Chiesti, inoltre, interventi per sostenere gli olivicoltori nell’affrontare l’incremento dei costi energetici resisi necessari per sostenere le produzioni in un anno caratterizzato da particolare siccità, e il sostegno a programmi di tracciabilità, di identificazione della qualità e di sicurezza alimentare promossi dagli operatori pugliesi.

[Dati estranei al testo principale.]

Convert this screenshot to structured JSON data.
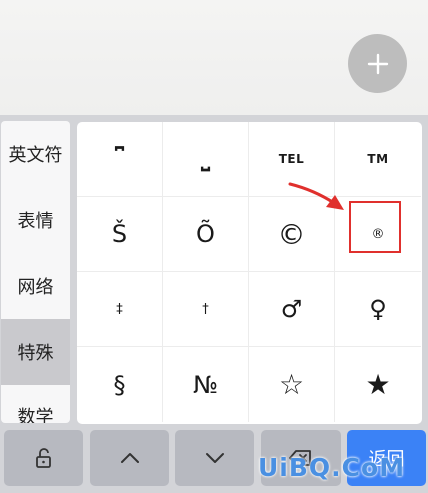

L’olivicoltura pugliese, nel 2021, è stata messa in ginocchio da quella che può definirsi una crisi epocale, frutto di una vera e propria ‘tempesta perfetta’ causata da: basso prezzo delle olive e dell’olio, resa inferiore alla media, grandi difficoltà nel reperire la manodopera necessaria al raccolto; si vende a 35-40 euro al quintale, anche nelle zone più a sud della regione messe in ginocchio dalla Xylella, mentre il primo olio prodotto ha una quotazione che oscilla fra i 3,80 euro e i 4 euro al litro.
La qualità dell’extravergine appare eccellente in tutta la Puglia, ma si registra il 12-13% di resa (12-13 kg di olio per ogni 100 chilogrammi di olive) contro una media degli ultimi anni del 15-16%. «La situazione è molto difficile e auspichiamo interventi concreti della Regione per sostenere il comparto agricolo più importante della Puglia», concludono Cia Puglia e le Op.